Figure 4.

Nm23H1 expression regulates Akt phosphorylation and CLDN1 expression in the CE48T cells, and expression of CLDN1GFP in the CE48T cells suppresses cell migration and invasion independently of Nm23H1. (a) Western blot analyses of Nm23H1, Akt, p-Akt, ERK, p-ERK, CLDN1 and β-actin in the shRNA-control (shRNA vector), GFP control (GFP vector), Nm23H1-silencing (shNm23), Nm23H1-GFP and parental CE48T cells were shown. (b) Western blot analysis of p-Akt, Akt, Nm23H1, CLDN1 and β-actin in the CE48T-shNm23 cells treated with the AKT inhibitor (MK2206) at the indicated concentration. (c) Effects of MK2206 on migration of the CE48T-shNm23 cells were assessed by Transwell migration assay.
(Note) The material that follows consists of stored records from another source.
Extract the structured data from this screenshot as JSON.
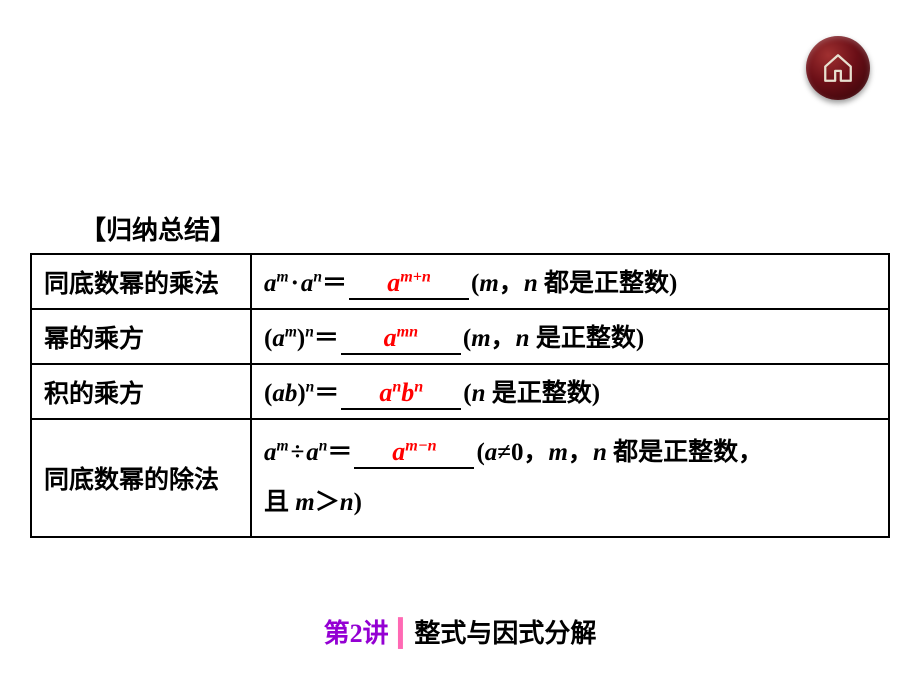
{
  "home_button": {
    "icon_name": "home-icon",
    "ring_color": "#3a0a0f",
    "glow_color": "#a03030"
  },
  "section_title": "【归纳总结】",
  "table": {
    "rows": [
      {
        "label": "同底数幂的乘法",
        "lhs_html": "<span class='mi'>a</span><sup><span class='mi'>m</span></sup><span class='opgap'></span>·<span class='opgap'></span><span class='mi'>a</span><sup><span class='mi'>n</span></sup>＝",
        "answer_html": "<span class='ans'><span class='mi'>a</span><sup><span class='mi'>m</span>+<span class='mi'>n</span></sup></span>",
        "cond_html": "(<span class='mi'>m</span>，<span class='mi'>n</span> 都是正整数)"
      },
      {
        "label": "幂的乘方",
        "lhs_html": "(<span class='mi'>a</span><sup><span class='mi'>m</span></sup>)<sup><span class='mi'>n</span></sup>＝",
        "answer_html": "<span class='ans'><span class='mi'>a</span><sup><span class='mi'>mn</span></sup></span>",
        "cond_html": "(<span class='mi'>m</span>，<span class='mi'>n</span> 是正整数)"
      },
      {
        "label": "积的乘方",
        "lhs_html": "(<span class='mi'>ab</span>)<sup><span class='mi'>n</span></sup>＝",
        "answer_html": "<span class='ans'><span class='mi'>a</span><sup><span class='mi'>n</span></sup><span class='mi'>b</span><sup><span class='mi'>n</span></sup></span>",
        "cond_html": "(<span class='mi'>n</span> 是正整数)"
      },
      {
        "label": "同底数幂的除法",
        "lhs_html": "<span class='mi'>a</span><sup><span class='mi'>m</span></sup><span class='opgap'></span>÷<span class='opgap'></span><span class='mi'>a</span><sup><span class='mi'>n</span></sup>＝",
        "answer_html": "<span class='ans'><span class='mi'>a</span><sup><span class='mi'>m</span>−<span class='mi'>n</span></sup></span>",
        "cond_html": "(<span class='mi'>a</span>≠0，<span class='mi'>m</span>，<span class='mi'>n</span> 都是正整数，",
        "cond2_html": "且 <span class='mi'>m</span>＞<span class='mi'>n</span>)"
      }
    ]
  },
  "footer": {
    "lecture": "第2讲",
    "separator": "┃",
    "title": "整式与因式分解"
  },
  "colors": {
    "text": "#000000",
    "answer": "#ff0000",
    "lecture": "#9400d3",
    "separator": "#ff69b4",
    "background": "#ffffff"
  },
  "typography": {
    "body_fontsize": 25,
    "title_fontsize": 26,
    "footer_fontsize": 26,
    "formula_font": "Times New Roman"
  }
}
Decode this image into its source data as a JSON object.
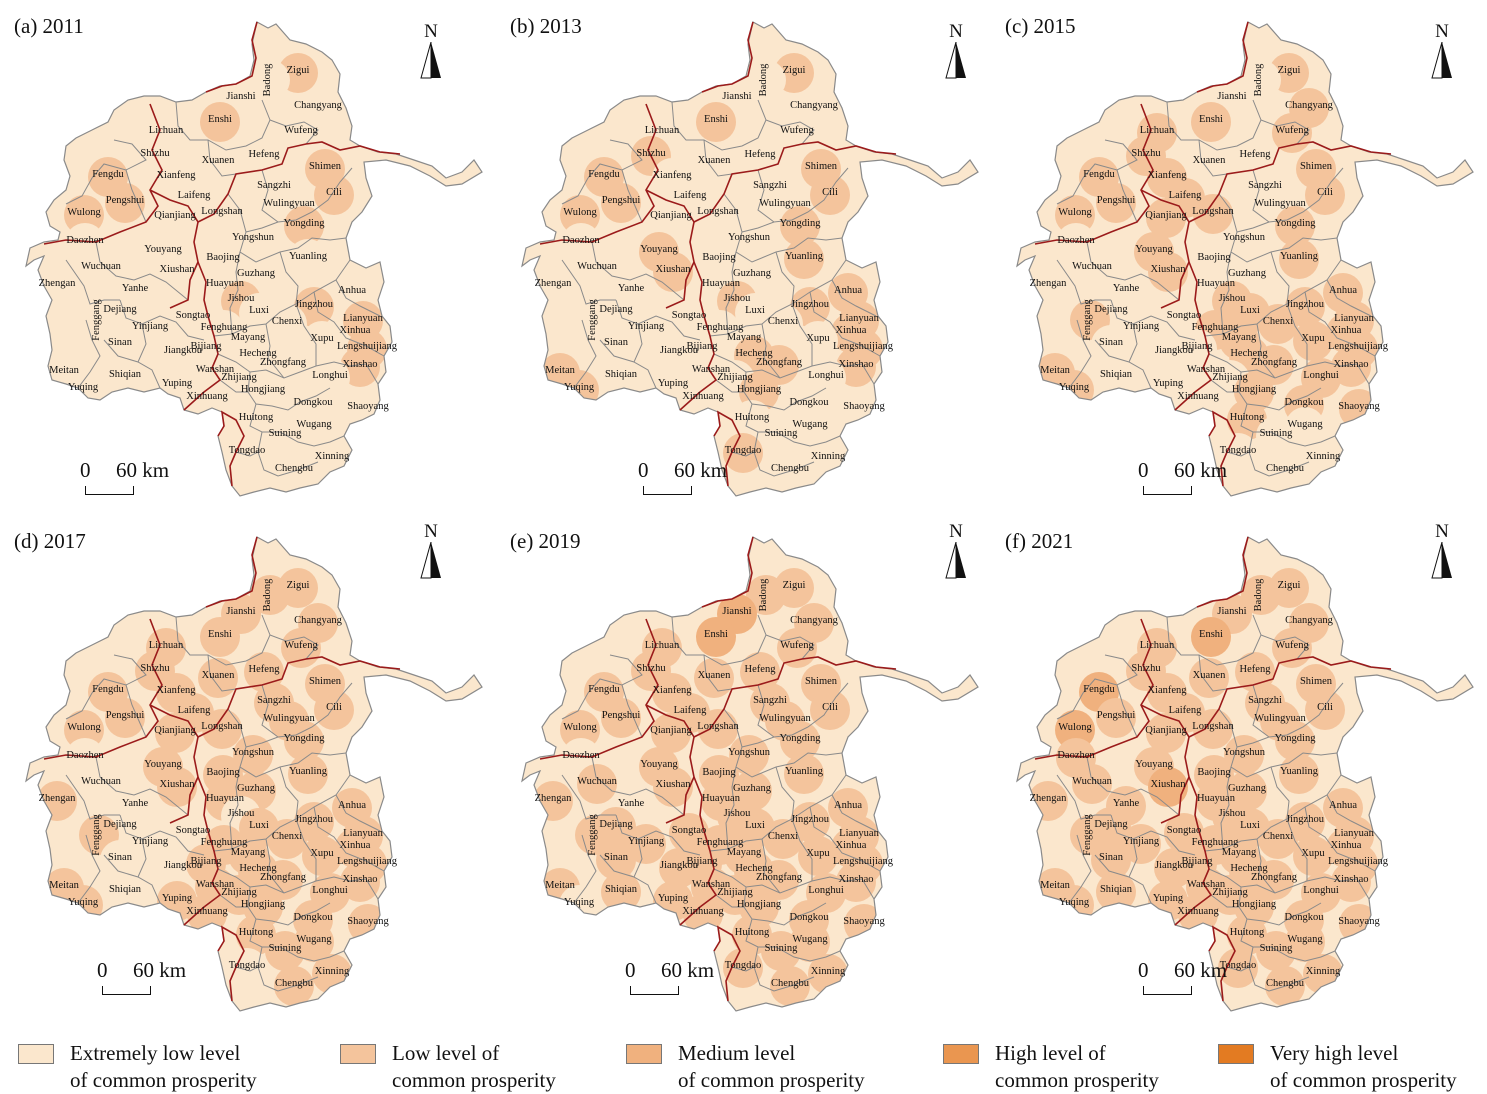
{
  "panels": [
    {
      "label": "(a) 2011"
    },
    {
      "label": "(b) 2013"
    },
    {
      "label": "(c) 2015"
    },
    {
      "label": "(d) 2017"
    },
    {
      "label": "(e) 2019"
    },
    {
      "label": "(f) 2021"
    }
  ],
  "north_label": "N",
  "scale_bar": {
    "start": "0",
    "end": "60 km"
  },
  "counties": [
    "Zigui",
    "Badong",
    "Jianshi",
    "Changyang",
    "Enshi",
    "Lichuan",
    "Wufeng",
    "Hefeng",
    "Shizhu",
    "Xuanen",
    "Shimen",
    "Fengdu",
    "Xianfeng",
    "Sangzhi",
    "Cili",
    "Pengshui",
    "Laifeng",
    "Wulong",
    "Qianjiang",
    "Longshan",
    "Wulingyuan",
    "Yongding",
    "Daozhen",
    "Youyang",
    "Yongshun",
    "Baojing",
    "Yuanling",
    "Wuchuan",
    "Xiushan",
    "Guzhang",
    "Anhua",
    "Zhengan",
    "Yanhe",
    "Huayuan",
    "Jishou",
    "Jingzhou",
    "Dejiang",
    "Songtao",
    "Luxi",
    "Chenxi",
    "Xinhua",
    "Lianyuan",
    "Fenggang",
    "Yinjiang",
    "Fenghuang",
    "Mayang",
    "Xupu",
    "Lengshuijiang",
    "Sinan",
    "Jiangkou",
    "Bijiang",
    "Hecheng",
    "Zhongfang",
    "Xinshao",
    "Meitan",
    "Shiqian",
    "Wanshan",
    "Zhijiang",
    "Longhui",
    "Yuqing",
    "Yuping",
    "Hongjiang",
    "Dongkou",
    "Xinhuang",
    "Shaoyang",
    "Huitong",
    "Suining",
    "Wugang",
    "Tongdao",
    "Chengbu",
    "Xinning"
  ],
  "legend": [
    {
      "label": "Extremely low level\nof common prosperity",
      "color": "#fbe7cd"
    },
    {
      "label": "Low level of\ncommon prosperity",
      "color": "#f4c49c"
    },
    {
      "label": "Medium level\nof common prosperity",
      "color": "#f0b17e"
    },
    {
      "label": "High level of\ncommon prosperity",
      "color": "#ea9650"
    },
    {
      "label": "Very high level\nof common prosperity",
      "color": "#e37b22"
    }
  ]
}
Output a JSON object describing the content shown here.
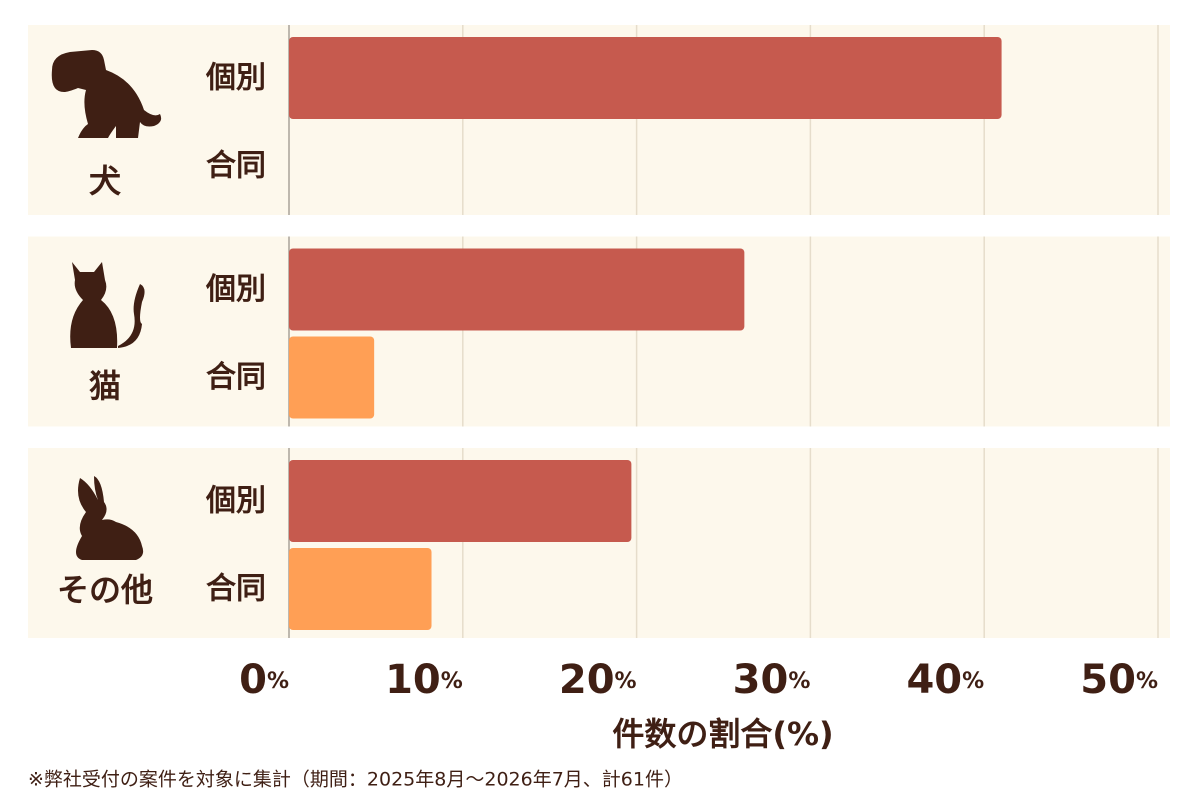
{
  "chart_data": {
    "type": "bar",
    "orientation": "horizontal",
    "categories": [
      "犬",
      "猫",
      "その他"
    ],
    "series": [
      {
        "name": "個別",
        "color": "#c65a4e",
        "values": [
          41.0,
          26.2,
          19.7
        ]
      },
      {
        "name": "合同",
        "color": "#ff9f55",
        "values": [
          0,
          4.9,
          8.2
        ]
      }
    ],
    "xlim": [
      0,
      50
    ],
    "xticks": [
      {
        "value": 0,
        "label": "0%"
      },
      {
        "value": 10,
        "label": "10%"
      },
      {
        "value": 20,
        "label": "20%"
      },
      {
        "value": 30,
        "label": "30%"
      },
      {
        "value": 40,
        "label": "40%"
      },
      {
        "value": 50,
        "label": "50%"
      }
    ],
    "xlabel": "件数の割合(%)",
    "grid": true,
    "note": "※弊社受付の案件を対象に集計（期間：2025年8月〜2026年7月、計61件）"
  }
}
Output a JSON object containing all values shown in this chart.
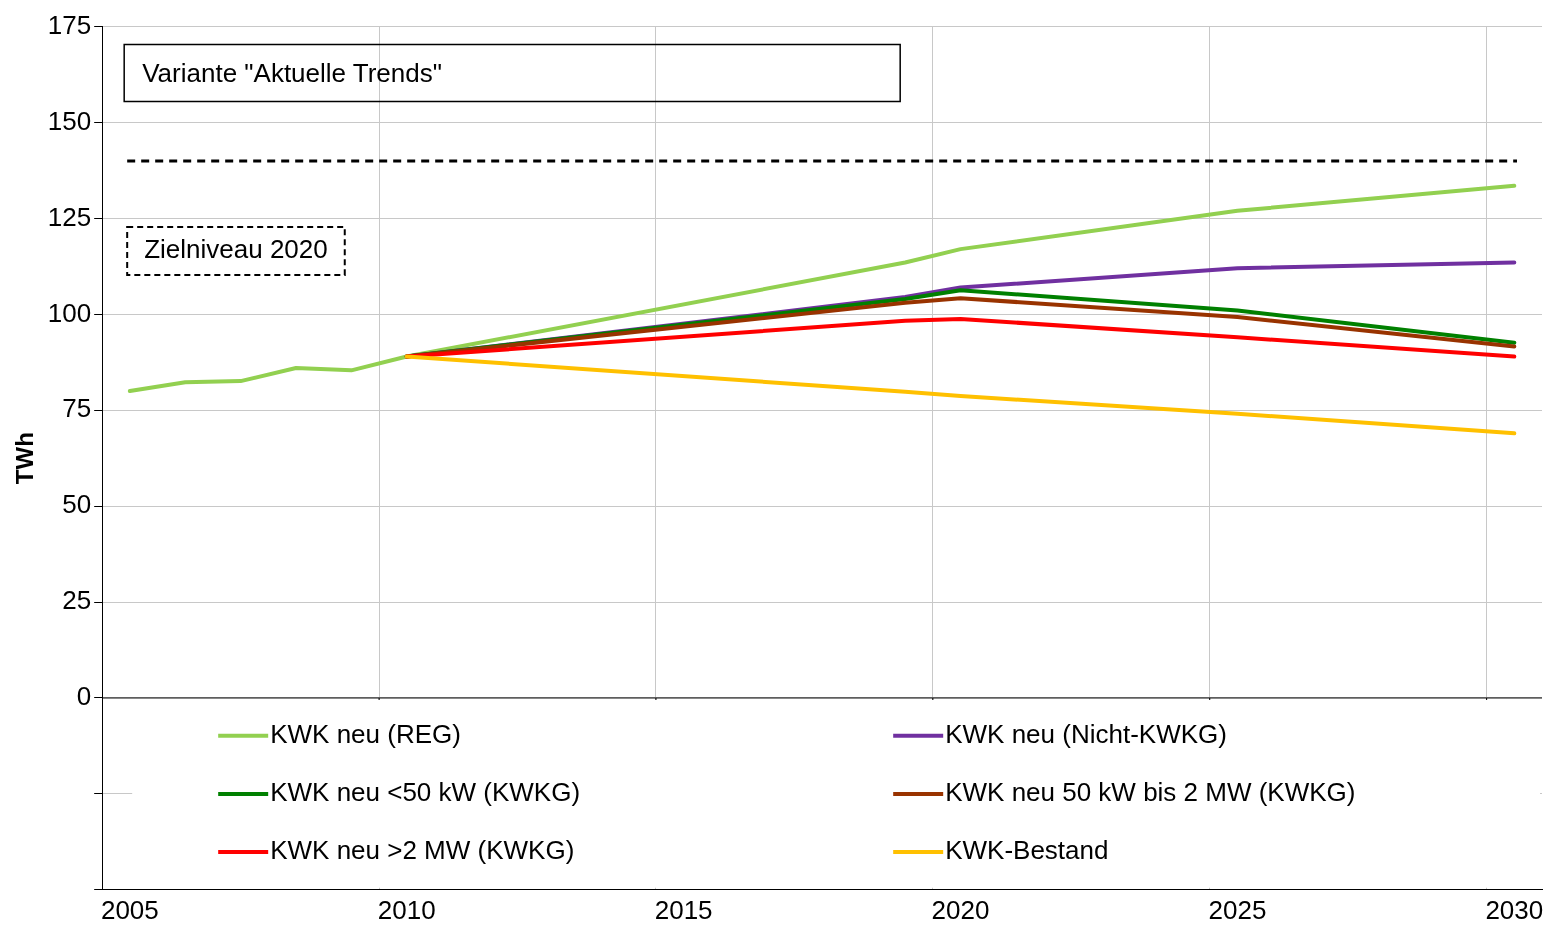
{
  "chart_data": {
    "type": "line",
    "title": "Variante \"Aktuelle Trends\"",
    "ylabel": "TWh",
    "categories": [
      "2005",
      null,
      null,
      null,
      null,
      "2010",
      null,
      null,
      null,
      null,
      "2015",
      null,
      null,
      null,
      null,
      "2020",
      null,
      null,
      null,
      null,
      "2025",
      null,
      null,
      null,
      null,
      "2030"
    ],
    "series": [
      {
        "name": "KWK-Bestand",
        "color": "#ffc000",
        "values": [
          null,
          null,
          null,
          null,
          null,
          89,
          null,
          null,
          null,
          null,
          null,
          null,
          null,
          null,
          79.8,
          78.7,
          null,
          null,
          null,
          null,
          74.1,
          null,
          null,
          null,
          null,
          69
        ]
      },
      {
        "name": "KWK neu >2 MW (KWKG)",
        "color": "#ff0000",
        "values": [
          null,
          null,
          null,
          null,
          null,
          89,
          null,
          null,
          null,
          null,
          null,
          null,
          null,
          null,
          98.3,
          98.8,
          null,
          null,
          null,
          null,
          94,
          null,
          null,
          null,
          null,
          89
        ]
      },
      {
        "name": "KWK neu 50 kW bis 2 MW (KWKG)",
        "color": "#993300",
        "values": [
          null,
          null,
          null,
          null,
          null,
          89,
          null,
          null,
          null,
          null,
          null,
          null,
          null,
          null,
          103,
          104.2,
          null,
          null,
          null,
          null,
          99.3,
          null,
          null,
          null,
          null,
          91.6
        ]
      },
      {
        "name": "KWK neu <50 kW (KWKG)",
        "color": "#008000",
        "values": [
          null,
          null,
          null,
          null,
          null,
          89,
          null,
          null,
          null,
          null,
          null,
          null,
          null,
          null,
          104,
          106.3,
          null,
          null,
          null,
          null,
          101,
          null,
          null,
          null,
          null,
          92.6
        ]
      },
      {
        "name": "KWK neu (Nicht-KWKG)",
        "color": "#7030a0",
        "values": [
          null,
          null,
          null,
          null,
          null,
          89,
          null,
          null,
          null,
          null,
          null,
          null,
          null,
          null,
          104.5,
          107,
          null,
          null,
          null,
          null,
          112,
          null,
          null,
          null,
          null,
          113.5
        ]
      },
      {
        "name": "KWK neu (REG)",
        "color": "#92d050",
        "values": [
          80,
          82.3,
          82.6,
          86,
          85.4,
          89,
          null,
          null,
          null,
          null,
          null,
          null,
          null,
          null,
          113.5,
          117,
          null,
          null,
          null,
          null,
          127,
          null,
          null,
          null,
          null,
          133.5
        ]
      }
    ],
    "ylim": [
      -50,
      175
    ],
    "yticks": [
      {
        "value": -50,
        "label": null
      },
      {
        "value": -25,
        "label": null
      },
      0,
      25,
      50,
      75,
      100,
      125,
      150,
      175
    ],
    "ref_lines": [
      {
        "axis": "y",
        "value": 140,
        "label": "Zielniveau 2020",
        "color": "#000000",
        "line_style": "dashed"
      }
    ],
    "grid": true,
    "legend": "bottom",
    "marker": "none",
    "line_style": "solid"
  }
}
Original magnification, × 100. (d) CLDN1GFP was predominantly localized to the membrane of the Nm23H1-silencing cells at cell–cell contact points (arrows), a pattern that was morphologically similar to the TJ strand network in situ, whereas a diffuse cytosolic GFP signal was found in the GFP vector-transfected Nm23H1-silencing cells. (e) Western blot analysis for the protein level of CLDN1, pAkt, Akt, E-cadherin and β-actin in the CE48T-shNm23 cells and the CE48T cells with or without CLDN1GFP expression. (f) The migration and invasion assays of the representative results were shown. The bar graphs presented the mean values obtained from three independent determinations (**P<0.01; *P<0.05).